Cloud computing in general can be portrayed as a synonym for distributed computing over a network, with the ability to run a program or application on many connected computers at the same time. It specifically refers to a computing hardware machine or group of computing hardware machines commonly referred as a server connected through a communication network such as the Internet, an intranet, a local area network (LAN) or wide area network (WAN) and individual users or user who have permission to access the server can use the server's processing power for their individual computing needs like to run an application, store data or any other computing need.

Advantage
Cloud computing relies on sharing of resources to achieve coherence and economies of scale, similar to a utility (like the electricity grid) over a network. At the foundation of cloud computing is the broader concept of converged infrastructure and shared services. The cloud also focuses on maximizing the effectiveness of the shared resources. Cloud resources are usually not only shared by multiple users but are also dynamically reallocated per demand. This can work for allocating resources to users. For example, a cloud computer facility that serves European users during European business hours with a specific application (e.g., email) may reallocate the same resources to serve North American users during North America's business hours with a different application (e.g., a web server). This approach should maximize the use of computing power thus reducing environmental damage as well since less power, air conditioning, rackspace, etc. are required for a variety of functions. With cloud computing, multiple users can access a single server to retrieve and update their data without purchasing licenses for different applications.

The Working Principle
The main enabling technology for cloud computing is virtualization. Virtualization generalizes the physical infrastructure, which is the most rigid component, and makes it available as a soft component that is easy to use and manage. By doing so, virtualization provides the agility required to speed up IT operations, and reduces cost by increasing infrastructure utilization. On the other hand, autonomic computing automates the process through which the user can provision resources on-demand. By minimizing user involvement, automation speeds up the process and reduces the possibility of human errors.

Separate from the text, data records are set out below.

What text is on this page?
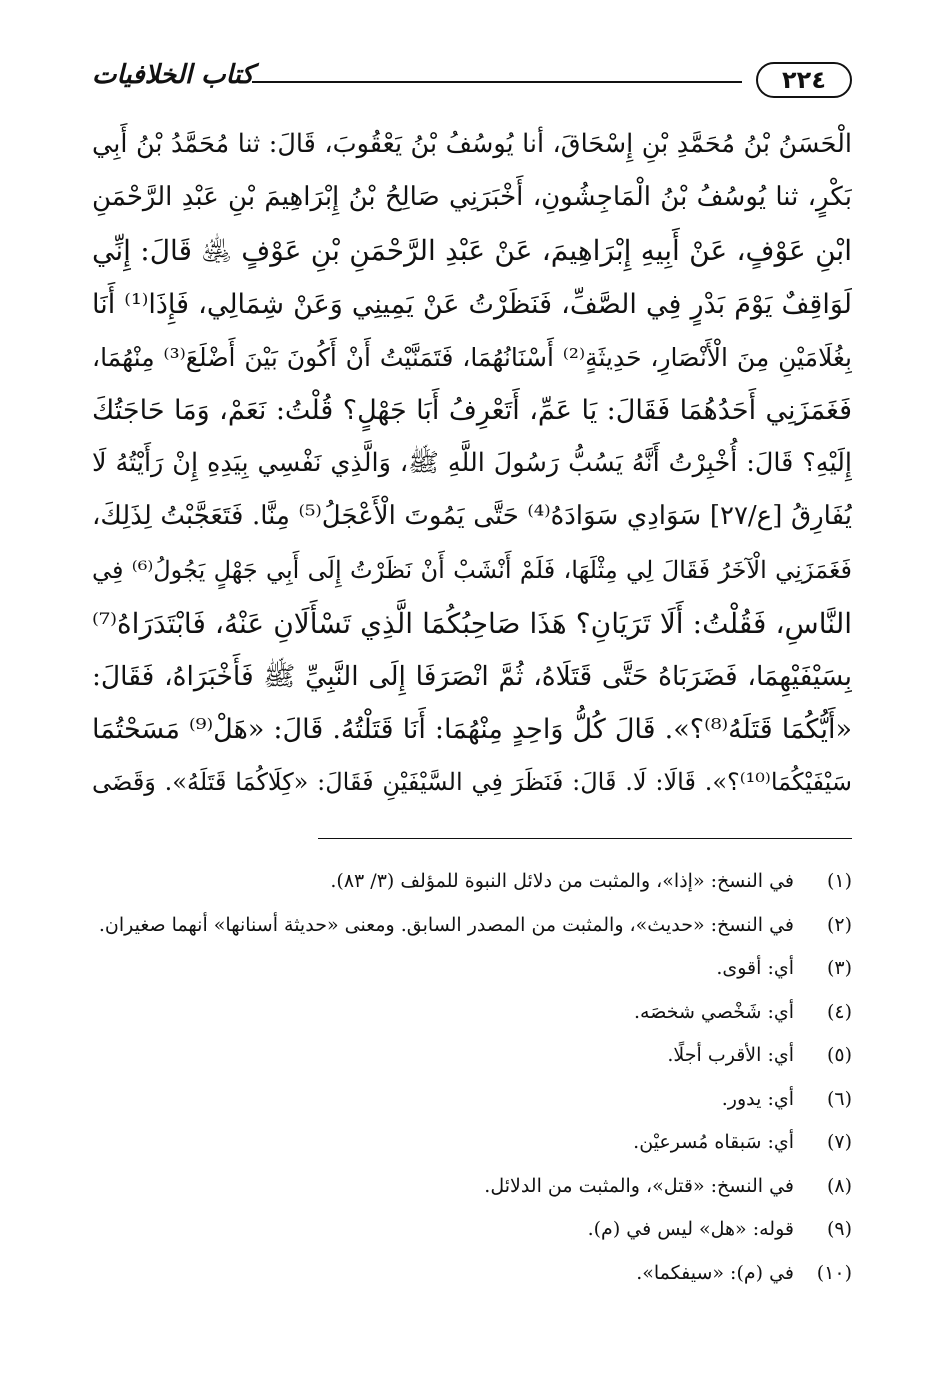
٢٢٤
كتاب الخلافيات
الْحَسَنُ بْنُ مُحَمَّدِ بْنِ إِسْحَاقَ، أنا يُوسُفُ بْنُ يَعْقُوبَ، قَالَ: ثنا مُحَمَّدُ بْنُ أَبِي
بَكْرٍ، ثنا يُوسُفُ بْنُ الْمَاجِشُونِ، أَخْبَرَنِي صَالِحُ بْنُ إِبْرَاهِيمَ بْنِ عَبْدِ الرَّحْمَنِ
ابْنِ عَوْفٍ، عَنْ أَبِيهِ إِبْرَاهِيمَ، عَنْ عَبْدِ الرَّحْمَنِ بْنِ عَوْفٍ ﵁ قَالَ: إِنِّي
لَوَاقِفٌ يَوْمَ بَدْرٍ فِي الصَّفِّ، فَنَظَرْتُ عَنْ يَمِينِي وَعَنْ شِمَالِي، فَإِذَا⁽¹⁾ أَنَا
بِغُلَامَيْنِ مِنَ الْأَنْصَارِ، حَدِيثَةٍ⁽²⁾ أَسْنَانُهُمَا، فَتَمَنَّيْتُ أَنْ أَكُونَ بَيْنَ أَضْلَعَ⁽³⁾ مِنْهُمَا،
فَغَمَزَنِي أَحَدُهُمَا فَقَالَ: يَا عَمِّ، أَتَعْرِفُ أَبَا جَهْلٍ؟ قُلْتُ: نَعَمْ، وَمَا حَاجَتُكَ
إِلَيْهِ؟ قَالَ: أُخْبِرْتُ أَنَّهُ يَسُبُّ رَسُولَ اللَّهِ ﷺ، وَالَّذِي نَفْسِي بِيَدِهِ إِنْ رَأَيْتُهُ لَا
يُفَارِقُ [ع/٢٧] سَوَادِي سَوَادَهُ⁽⁴⁾ حَتَّى يَمُوتَ الْأَعْجَلُ⁽⁵⁾ مِنَّا. فَتَعَجَّبْتُ لِذَلِكَ،
فَغَمَزَنِي الْآخَرُ فَقَالَ لِي مِثْلَهَا، فَلَمْ أَنْشَبْ أَنْ نَظَرْتُ إِلَى أَبِي جَهْلٍ يَجُولُ⁽⁶⁾ فِي
النَّاسِ، فَقُلْتُ: أَلَا تَرَيَانِ؟ هَذَا صَاحِبُكُمَا الَّذِي تَسْأَلَانِ عَنْهُ، فَابْتَدَرَاهُ⁽⁷⁾
بِسَيْفَيْهِمَا، فَضَرَبَاهُ حَتَّى قَتَلَاهُ، ثُمَّ انْصَرَفَا إِلَى النَّبِيِّ ﷺ فَأَخْبَرَاهُ، فَقَالَ:
«أَيُّكُمَا قَتَلَهُ⁽⁸⁾؟». قَالَ كُلُّ وَاحِدٍ مِنْهُمَا: أَنَا قَتَلْتُهُ. قَالَ: «هَلْ⁽⁹⁾ مَسَحْتُمَا
سَيْفَيْكُمَا⁽¹⁰⁾؟». قَالَا: لَا. قَالَ: فَنَظَرَ فِي السَّيْفَيْنِ فَقَالَ: «كِلَاكُمَا قَتَلَهُ». وَقَضَى
(١)
في النسخ: «إذا»، والمثبت من دلائل النبوة للمؤلف (٣/ ٨٣).
(٢)
في النسخ: «حديث»، والمثبت من المصدر السابق. ومعنى «حديثة أسنانها» أنهما صغيران.
(٣)
أي: أقوى.
(٤)
أي: شَخْصي شخصَه.
(٥)
أي: الأقرب أجلًا.
(٦)
أي: يدور.
(٧)
أي: سَبقاه مُسرعيْن.
(٨)
في النسخ: «قتل»، والمثبت من الدلائل.
(٩)
قوله: «هل» ليس في (م).
(١٠)
في (م): «سيفكما».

Users face difficult business problems every day. Cloud computing adopts concepts from Service-oriented Architecture (SOA) that can help the user break these problems into services that can be integrated to provide a solution. Cloud computing provides all of its resources as services, and makes use of the well-established standards and best practices gained in the domain of SOA to allow global and easy access to cloud services in a standardized way.
Cloud computing also leverages concepts from utility computing in order to provide metrics for the services used. Such metrics are at the core of the public cloud pay-per-use models. In addition, measured services are an essential part of the feedback loop in autonomic computing, allowing services to scale on-demand and to perform automatic failure recovery.